Latham was pitched into the the Tri-Nations and Bledisloe Cup decider against the All Blacks in Auckland on July 21 seven months after rupturing an anterior cruciate ligament in pre-season training.
Latham, officially rated one of the best five players in the game at the end of 2006, had played just one-and-a-half games of club rugby before he was hurled in against New Zealand.
He said the experience of making a comeback from injury in Auckland plus club games have him physically and mentally ready for the rigours of a World Cup.
"I've never really had an issue with the knee, it's always been just getting the time to get the game-sense back in to me and to get my skills up to scratch," Latham told reporters Monday.
"I've been able to work fairly hard on that now and obviously I'm very comfortable and very confident now."
Now, it is only the ghosts of World Cups past to be exorcised.

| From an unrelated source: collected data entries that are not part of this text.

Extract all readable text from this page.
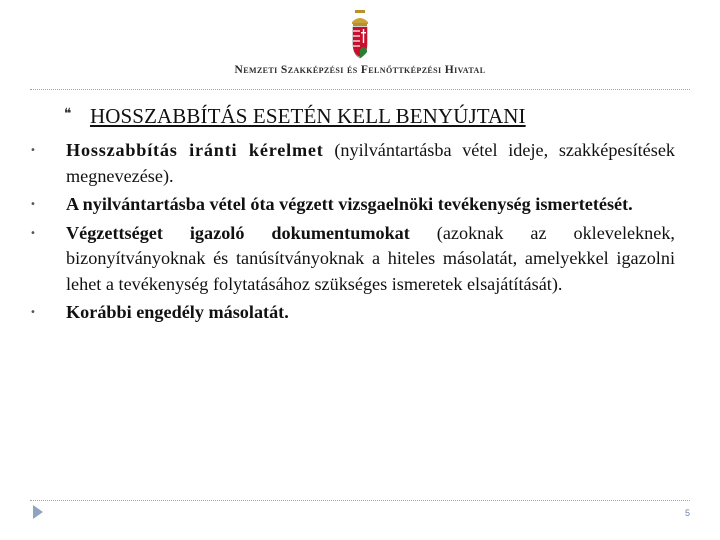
Nemzeti Szakképzési és Felnőttképzési Hivatal
❝ HOSSZABBÍTÁS ESETÉN KELL BENYÚJTANI
• Hosszabbítás iránti kérelmet (nyilvántartásba vétel ideje, szakképesítések megnevezése).
• A nyilvántartásba vétel óta végzett vizsgaelnöki tevékenység ismertetését.
• Végzettséget igazoló dokumentumokat (azoknak az okleveleknek, bizonyítványoknak és tanúsítványoknak a hiteles másolatát, amelyekkel igazolni lehet a tevékenység folytatásához szükséges ismeretek elsajátítását).
• Korábbi engedély másolatát.
5
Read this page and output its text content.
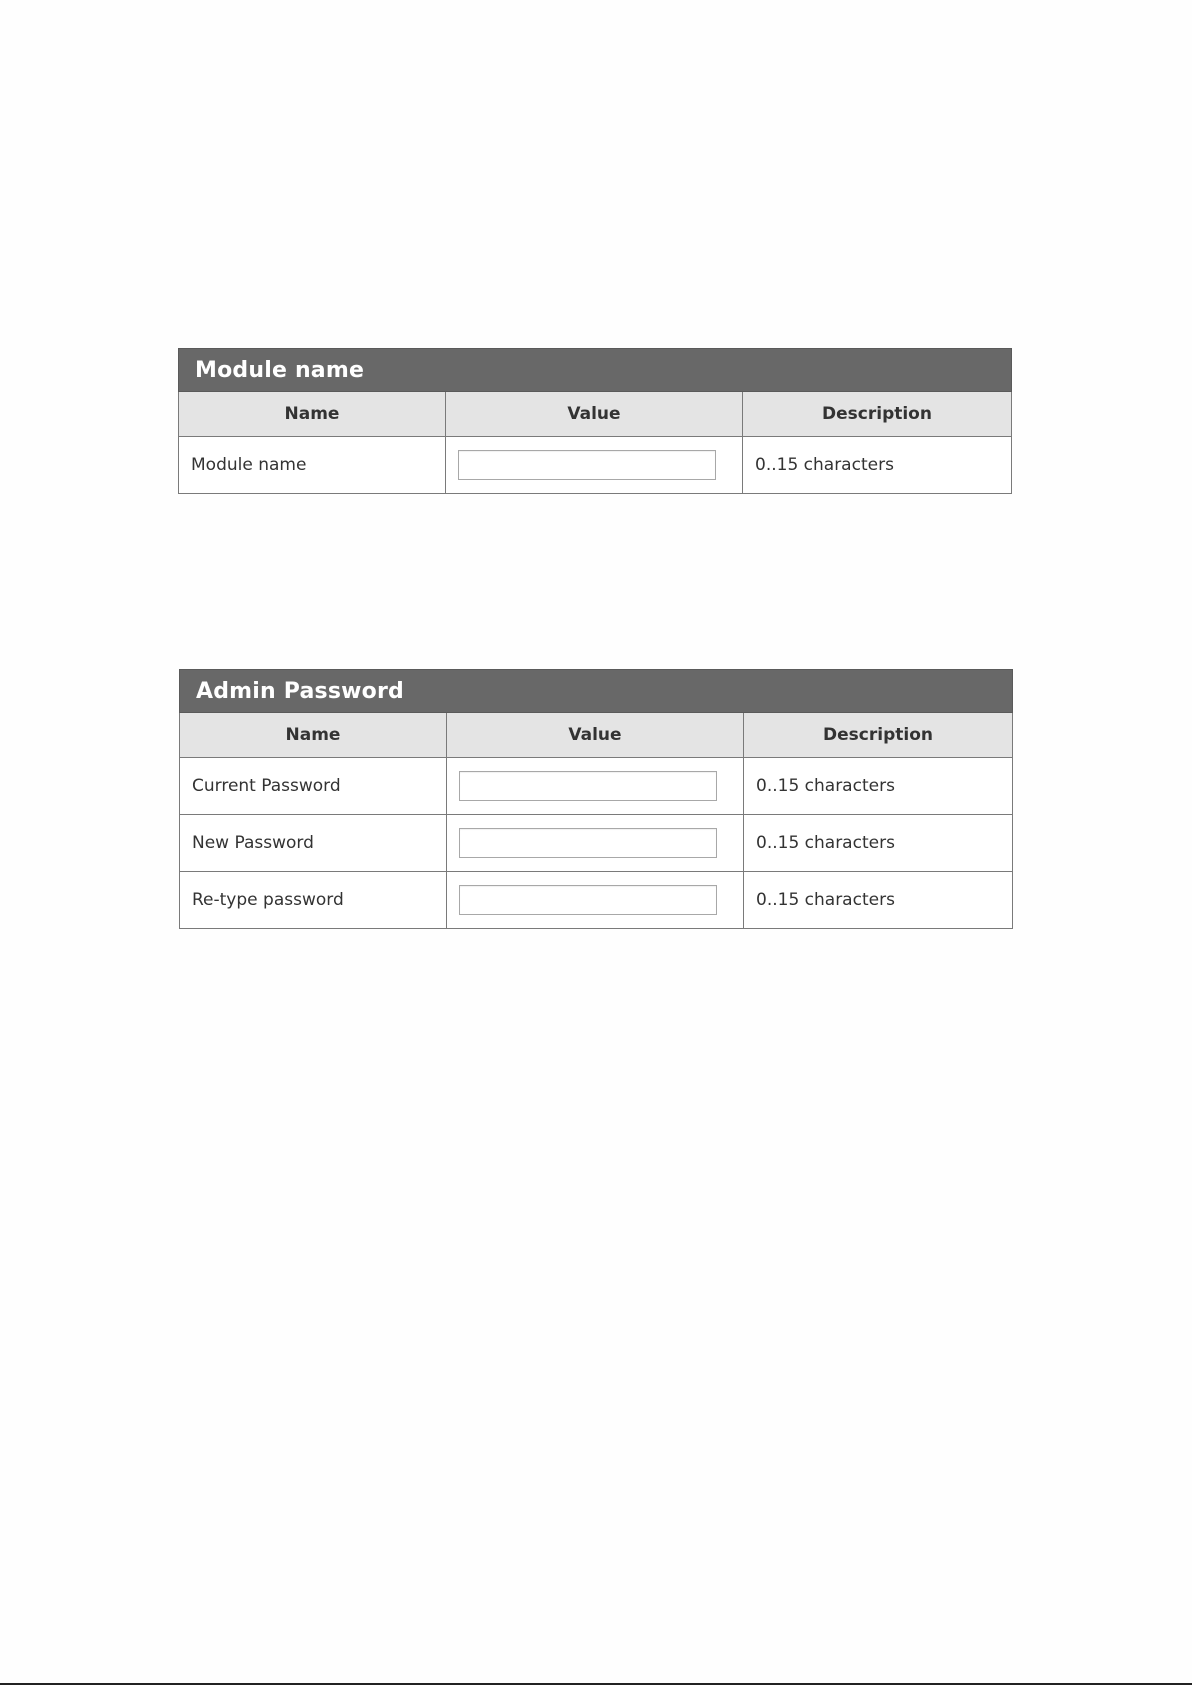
Module name		
Name	Value	Description
Module name		0..15 characters
Admin Password		
Name	Value	Description
Current Password		0..15 characters
New Password		0..15 characters
Re-type password		0..15 characters
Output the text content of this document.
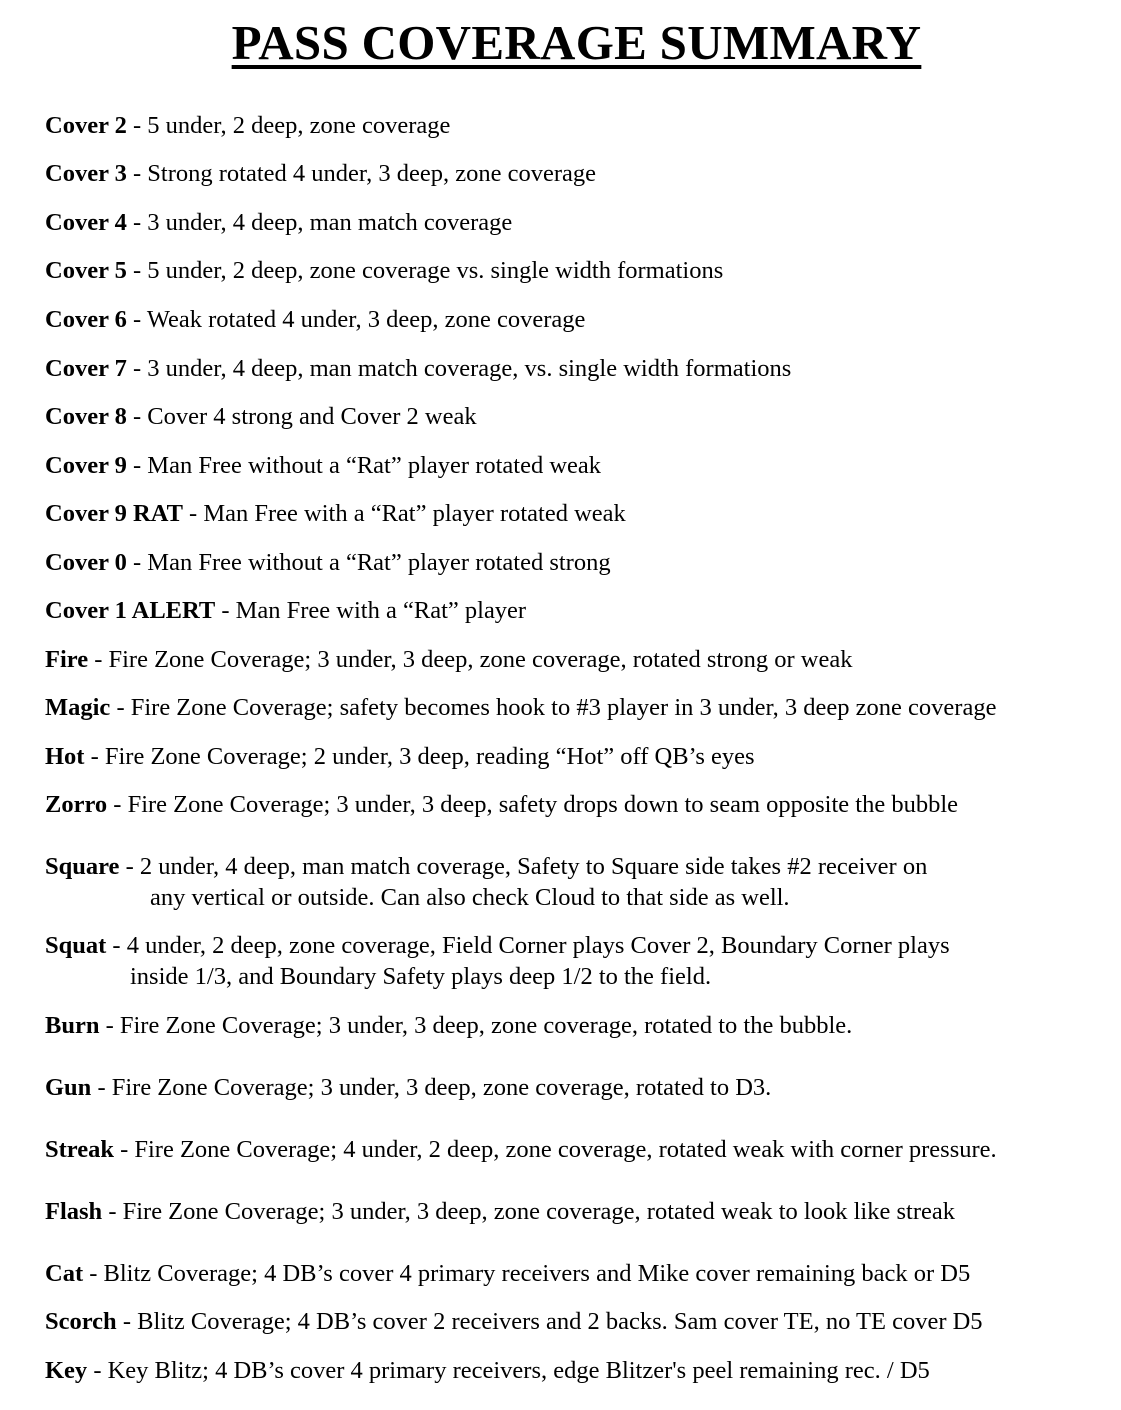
PASS COVERAGE SUMMARY
Cover 2 - 5 under, 2 deep, zone coverage
Cover 3 - Strong rotated 4 under, 3 deep, zone coverage
Cover 4 - 3 under, 4 deep, man match coverage
Cover 5 - 5 under, 2 deep, zone coverage vs. single width formations
Cover 6 - Weak rotated 4 under, 3 deep, zone coverage
Cover 7 - 3 under, 4 deep, man match coverage, vs. single width formations
Cover 8 - Cover 4 strong and Cover 2 weak
Cover 9 - Man Free without a “Rat” player rotated weak
Cover 9 RAT - Man Free with a “Rat” player rotated weak
Cover 0 - Man Free without a “Rat” player rotated strong
Cover 1 ALERT - Man Free with a “Rat” player
Fire - Fire Zone Coverage; 3 under, 3 deep, zone coverage, rotated strong or weak
Magic - Fire Zone Coverage; safety becomes hook to #3 player in 3 under, 3 deep zone coverage
Hot - Fire Zone Coverage; 2 under, 3 deep, reading “Hot” off QB’s eyes
Zorro - Fire Zone Coverage; 3 under, 3 deep, safety drops down to seam opposite the bubble
Square - 2 under, 4 deep, man match coverage, Safety to Square side takes #2 receiver on
any vertical or outside. Can also check Cloud to that side as well.
Squat - 4 under, 2 deep, zone coverage, Field Corner plays Cover 2, Boundary Corner plays
inside 1/3, and Boundary Safety plays deep 1/2 to the field.
Burn - Fire Zone Coverage; 3 under, 3 deep, zone coverage, rotated to the bubble.
Gun - Fire Zone Coverage; 3 under, 3 deep, zone coverage, rotated to D3.
Streak - Fire Zone Coverage; 4 under, 2 deep, zone coverage, rotated weak with corner pressure.
Flash - Fire Zone Coverage; 3 under, 3 deep, zone coverage, rotated weak to look like streak
Cat - Blitz Coverage; 4 DB’s cover 4 primary receivers and Mike cover remaining back or D5
Scorch - Blitz Coverage; 4 DB’s cover 2 receivers and 2 backs. Sam cover TE, no TE cover D5
Key - Key Blitz; 4 DB’s cover 4 primary receivers, edge Blitzer's peel remaining rec. / D5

"I'll wait until the team's named and if I'm named in it then that will be a fairly massive relief.
"I set those goals at the end of '03 over the huge disappointment when I wasn't involved then."
Latham was limited to reserve bench roles at the 1999 and 2003 World Cups.
Latham, who has made 73 international appearances, believes Wallabies' coach John Connolly was right to throw him into the deep end against the All Blacks rather than save him for the World Cup pool games.
"As it's turned out it definitely has been the best thing that I could have ever done," he said.
"I certainly know that I would have been in a little bit of a different mindset going into the first (World Cup) game (against Japan) on September 8 if I hadn't climbed that first mountain and played in that Auckland Test."